I don't know if they can get a running start and "punch" the wall with both front legs like my dog does with unsuspecting visitors but I wouldn't put it past them.
 
I agree, elephants are intelligent.....they mourn their dead. I don't think any intelligent animal would charge full speed into an inanimate object. That would be like an architect running full speed, face first into a block wall....er, wait. ok bad example
 
IRstuff said:
They're pretty smart; I ran across an article that said that one particular bull elephant in Africa managed to break out of his enclosure 451 times.

Did he smash his way out or was there a latch he figured out? Park Rangers in North American like to claim that there is an overlap between the stupidest tourists and the smartest bears.

Running headlong into an inanimate object is a good idea if you want out, you weigh seven tons, and the object has not been properly engineered to withstand impacts.

--
JHG
 
There is an official zoological park association that has design guidelines for animal enclosures, I presume that you need to be a member to get the information.
I helped with design of a Bison pen some years ago, I believe that we ended up with 10" "I" beams driven 10' into the ground (and extending 10' above) on 36" spacing, with heavy wall 2.875 drill pipe welded horizontally every 24". Bulls would charge it at full speed, and the fence would flex a bit. If you were walking by it would scare you pretty good. Not very aesthetic, but worked.

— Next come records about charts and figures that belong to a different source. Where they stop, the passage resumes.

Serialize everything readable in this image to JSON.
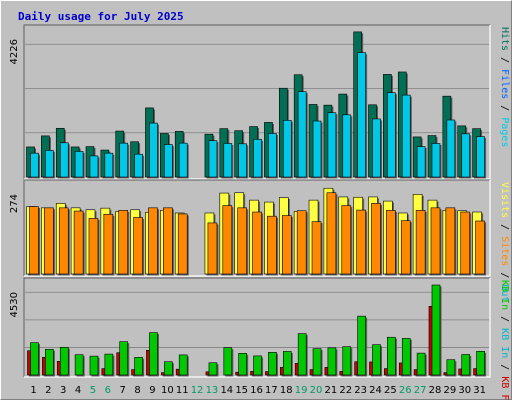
{
  "chart_data": {
    "type": "bar",
    "title": "Daily usage for July 2025",
    "days": [
      "1",
      "2",
      "3",
      "4",
      "5",
      "6",
      "7",
      "8",
      "9",
      "10",
      "11",
      "12",
      "13",
      "14",
      "15",
      "16",
      "17",
      "18",
      "19",
      "20",
      "21",
      "22",
      "23",
      "24",
      "25",
      "26",
      "27",
      "28",
      "29",
      "30",
      "31"
    ],
    "weekend_days": [
      "5",
      "6",
      "12",
      "13",
      "19",
      "20",
      "26",
      "27"
    ],
    "colors": {
      "day_label_weekday": "#000000",
      "day_label_weekend": "#009966",
      "hits": "#006f54",
      "files": "#00c8e6",
      "pages": "#00c8e6",
      "visits": "#ffff42",
      "sites": "#ff8800",
      "kb_in": "#00c800",
      "kb_out": "#00b4c8",
      "kb_f": "#c80000",
      "title": "#0000cc",
      "panel_bg": "#c0c0c0",
      "grid": "#808080"
    },
    "panels": [
      {
        "max_label": "4226",
        "ymax": 4226,
        "grid": true,
        "legend": [
          {
            "text": "Hits",
            "color": "#006f54"
          },
          {
            "text": "/",
            "color": "#000000"
          },
          {
            "text": "Files",
            "color": "#0060ff"
          },
          {
            "text": "/",
            "color": "#000000"
          },
          {
            "text": "Pages",
            "color": "#00c8e6"
          }
        ],
        "series": [
          {
            "name": "Hits",
            "values": [
              870,
              1190,
              1410,
              870,
              880,
              780,
              1330,
              1020,
              2000,
              1260,
              1320,
              0,
              1240,
              1400,
              1340,
              1460,
              1580,
              2570,
              2960,
              2100,
              2080,
              2400,
              4200,
              2090,
              2970,
              3040,
              1160,
              1200,
              2340,
              1480,
              1400
            ],
            "color_key": "hits"
          },
          {
            "name": "Files",
            "values": [
              690,
              770,
              990,
              740,
              610,
              690,
              980,
              660,
              1560,
              940,
              980,
              0,
              1050,
              970,
              960,
              1090,
              1260,
              1640,
              2470,
              1620,
              1860,
              1800,
              3600,
              1680,
              2440,
              2370,
              880,
              970,
              1650,
              1250,
              1170
            ],
            "color_key": "files"
          },
          {
            "name": "Pages",
            "values": [
              0,
              0,
              0,
              0,
              0,
              0,
              0,
              0,
              0,
              0,
              0,
              0,
              0,
              0,
              0,
              0,
              0,
              0,
              0,
              0,
              0,
              0,
              0,
              0,
              0,
              0,
              0,
              0,
              0,
              0,
              0
            ],
            "color_key": "pages"
          }
        ]
      },
      {
        "max_label": "274",
        "ymax": 274,
        "grid": false,
        "legend": [
          {
            "text": "Visits",
            "color": "#ffff42"
          },
          {
            "text": "/",
            "color": "#000000"
          },
          {
            "text": "Sites",
            "color": "#ff8800"
          },
          {
            "text": "/",
            "color": "#000000"
          },
          {
            "text": "Out",
            "color": "#00b4c8"
          }
        ],
        "series": [
          {
            "name": "Visits",
            "values": [
              210,
              206,
              220,
              206,
              200,
              205,
              195,
              200,
              192,
              198,
              190,
              0,
              190,
              252,
              253,
              230,
              224,
              238,
              195,
              230,
              267,
              240,
              239,
              240,
              227,
              190,
              248,
              230,
              198,
              197,
              193
            ],
            "color_key": "visits"
          },
          {
            "name": "Sites",
            "values": [
              210,
              206,
              206,
              196,
              173,
              186,
              198,
              176,
              206,
              206,
              187,
              0,
              159,
              213,
              206,
              193,
              180,
              182,
              197,
              163,
              253,
              213,
              199,
              220,
              198,
              166,
              198,
              206,
              206,
              193,
              165
            ],
            "color_key": "sites"
          }
        ]
      },
      {
        "max_label": "4530",
        "ymax": 4530,
        "grid": true,
        "legend": [
          {
            "text": "KB In",
            "color": "#00c800"
          },
          {
            "text": "/",
            "color": "#000000"
          },
          {
            "text": "KB In",
            "color": "#00b4c8"
          },
          {
            "text": "/",
            "color": "#000000"
          },
          {
            "text": "KB F",
            "color": "#c80000"
          }
        ],
        "series": [
          {
            "name": "KB F",
            "values": [
              1210,
              880,
              680,
              0,
              0,
              320,
              1110,
              270,
              1230,
              120,
              290,
              0,
              160,
              0,
              140,
              180,
              170,
              380,
              580,
              270,
              380,
              180,
              660,
              650,
              320,
              600,
              270,
              3420,
              120,
              300,
              320
            ],
            "color_key": "kb_f"
          },
          {
            "name": "KB In",
            "values": [
              1610,
              1280,
              1380,
              1010,
              940,
              1040,
              1660,
              880,
              2110,
              660,
              1000,
              0,
              610,
              1360,
              1080,
              950,
              1130,
              1170,
              2060,
              1310,
              1350,
              1410,
              2930,
              1510,
              1880,
              1820,
              1090,
              4480,
              760,
              1020,
              1180
            ],
            "color_key": "kb_in"
          }
        ]
      }
    ]
  }
}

= = = = = = = = = = = = = = = = = = = =
P.E. Metallurgy, Plymouth Tube
 
I actually designed one of these cable/post elephant enclosures in the midwest. The zookeepers were highly annoying to work with. On one hand they touted how the elephants could take a 6x6 steel tube and turn it into a pretzel, and then turn around and complain that the concrete filled post sizes and spaces we came up with were too stout.

My design has been in place for over 10 years and i havent yet read anything in the news about an elephant rampage!